49. İlk derece yargılamasında 8/10/2009 tarihli beşinci duruşmada Cumhuriyet savcısı esas hakkında mütalaasını vermiştir. Esas hakkındaki mütalaanın verildiği tarihten hükmün açıklandığı 19/11/2013 tarihinde yapılan son duruşmaya kadar sanıkların esas hakkındaki savunmaları veya ek savunmalarının tespitine çalışıldığı, sanıklardan bazılarına barodan müdafi tayin edilmesi istendiği veya kendisini avukatla temsil ettirmesi amacıyla süre verildiği, bu kapsamda yazışmalar gerçekleştirildiği, bunun yanında sanık müdafilerinin mazeret beyan ederek veya mazeretsiz olarak duruşmalara katılmamaları üzerine duruşmaların ertelendiği, dosyanın karar aşamasında olduğu belirtilerek duruşmaya gelmeyen sanık vekillerine veya mazereti kabul edilen sanık müdafilerine yeniden duruşma gününün bildirildiği anlaşılmaktadır. Bu nedenlere bağlı olarak ilk derece yargılamasının sonuçlanmasının geciktiği ve başvurucunun bu gecikmeye neden olacak bir tutum içinde olmadığı görülmektedir. Tutuklu olarak devam eden yargılamanın süratle sonuçlandırılması konusunda gereken özenin gösterilmediği sonucuna varılmıştır.

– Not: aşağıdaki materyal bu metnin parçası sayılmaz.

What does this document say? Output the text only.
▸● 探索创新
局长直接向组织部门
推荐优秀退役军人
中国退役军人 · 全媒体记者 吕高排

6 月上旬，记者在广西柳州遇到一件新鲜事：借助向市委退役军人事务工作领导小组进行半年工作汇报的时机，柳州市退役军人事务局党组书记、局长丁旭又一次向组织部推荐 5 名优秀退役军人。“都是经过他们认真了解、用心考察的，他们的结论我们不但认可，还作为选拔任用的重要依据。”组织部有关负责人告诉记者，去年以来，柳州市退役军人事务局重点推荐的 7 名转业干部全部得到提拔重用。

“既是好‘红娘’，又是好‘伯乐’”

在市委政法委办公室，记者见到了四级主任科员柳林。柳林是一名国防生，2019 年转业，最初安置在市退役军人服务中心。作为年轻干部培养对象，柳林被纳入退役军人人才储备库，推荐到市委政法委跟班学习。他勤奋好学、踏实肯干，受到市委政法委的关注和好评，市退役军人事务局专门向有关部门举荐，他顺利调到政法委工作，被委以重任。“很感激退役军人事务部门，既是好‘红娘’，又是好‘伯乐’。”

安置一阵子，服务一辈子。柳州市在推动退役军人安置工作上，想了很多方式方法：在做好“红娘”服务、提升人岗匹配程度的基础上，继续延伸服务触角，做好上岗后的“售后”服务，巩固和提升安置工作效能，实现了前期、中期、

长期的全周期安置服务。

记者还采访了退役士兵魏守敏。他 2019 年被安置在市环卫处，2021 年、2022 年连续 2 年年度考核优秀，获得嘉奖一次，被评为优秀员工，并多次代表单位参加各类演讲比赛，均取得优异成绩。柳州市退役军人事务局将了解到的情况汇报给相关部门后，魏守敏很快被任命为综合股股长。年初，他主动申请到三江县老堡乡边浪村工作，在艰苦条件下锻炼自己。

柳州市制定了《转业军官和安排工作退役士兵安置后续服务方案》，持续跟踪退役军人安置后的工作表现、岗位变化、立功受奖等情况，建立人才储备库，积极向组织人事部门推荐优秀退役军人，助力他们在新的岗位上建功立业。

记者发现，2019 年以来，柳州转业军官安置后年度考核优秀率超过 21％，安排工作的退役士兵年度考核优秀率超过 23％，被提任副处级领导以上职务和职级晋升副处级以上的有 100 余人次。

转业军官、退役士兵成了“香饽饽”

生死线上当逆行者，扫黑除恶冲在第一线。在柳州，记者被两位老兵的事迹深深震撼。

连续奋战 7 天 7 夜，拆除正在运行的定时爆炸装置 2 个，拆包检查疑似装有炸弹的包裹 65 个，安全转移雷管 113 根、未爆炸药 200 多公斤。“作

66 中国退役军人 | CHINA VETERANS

50. Açıklanan nedenlerle, Anayasa’nın 19. maddesinin yedinci fıkrasının ihlal edildiğine karar verilmesi gerekir.
3. 6216 Sayılı Kanunun 50. Maddesi Yönünden
51. 6216 sayılı Kanun’un 50. maddesinin (1) numaralı fıkrasında, esas inceleme sonunda ihlal kararı verilmesi hâlinde ihlalin ve sonuçlarının ortadan kaldırılması için yapılması gerekenlere hükmedileceği belirtilmiş; ancak yerindelik denetimi yapılamayacağı, idari eylem ve işlem niteliğinde karar verilemeyeceği hüküm altına alınmıştır.
52. Başvuruda, Anayasa'nın 19. maddesinin ihlal edildiği sonucuna varılmıştır. Başvurucu 20.000 TL manevi tazminat talep etmiştir. Başvurucu hakkında mahkûmiyet kararı verildiğinden tutukluluk hali sonra ermiştir. Başvurucunun kişi hürriyeti ve güvenliğine yönelik müdahale ve yalnızca ihlal tespitiyle telafi edilemeyecek ölçüdeki manevi zararın varlığı nedeniyle somut olayın özellikleri dikkate alınarak başvurucuya takdiren net 4.000,00 TL manevi tazminat ödenmesine karar verilmesi gerekir.
53. Başvurucu tarafından yapılan ve dosyadaki belgeler uyarınca tespit edilen 198,35 başvuru harcı ve 1.500,00 TL vekâlet ücretinden oluşan toplam 1.698,35 TL yargılama giderinin başvurucuya ödenmesine karar verilmesi gerekir.
V. HÜKÜM
Açıklanan gerekçelerle,
A. Başvurunun,
1. Kanunda öngörülen azami gözaltı süresinin aşıldığına ilişkin kısmının “zaman bakımından yetkisizlik”,
2. Kanunda öngörülen azami tutukluluk süresinin aşıldığına ilişkin kısmının “açıkça dayanaktan yoksunluk”,
nedenleriyle KABUL EDİLEMEZ OLDUĞUNA,
3. Tutukluluğun makul süreyi aştığına ilişkin kısmının KABUL EDİLEBİLİR OLDUĞUNA,
B. Tutukluluğun makul süreyi aşması nedeniyle Anayasa'nın 19. maddesinin yedinci fıkrasının İHLAL EDİLDİĞİNE,
C. Başvurucuya takdiren net 4.000 TL manevi tazminat ÖDENMESİNE, fazlaya ilişkin tazminat taleplerinin reddine,
D. Başvurucu tarafından yapılan 198,35 başvuru harcı ve 1.500,00 TL vekâlet ücretinden oluşan toplam 1.698,35 TL yargılama giderinin başvurucuya ÖDENMESİNE,
E. Ödemenin kararın tebliğinden sonra Maliye Bakanlığına yapılacak başvurudan itibaren dört ay içinde yapılmasına, ödemede gecikme olması halinde bu sürenin sona erdiği tarihten ödeme tarihine kadar geçen süre için yasal faiz uygulanmasına,
11/12/2014 tarihinde OY BİRLİĞİYLE karar verildi.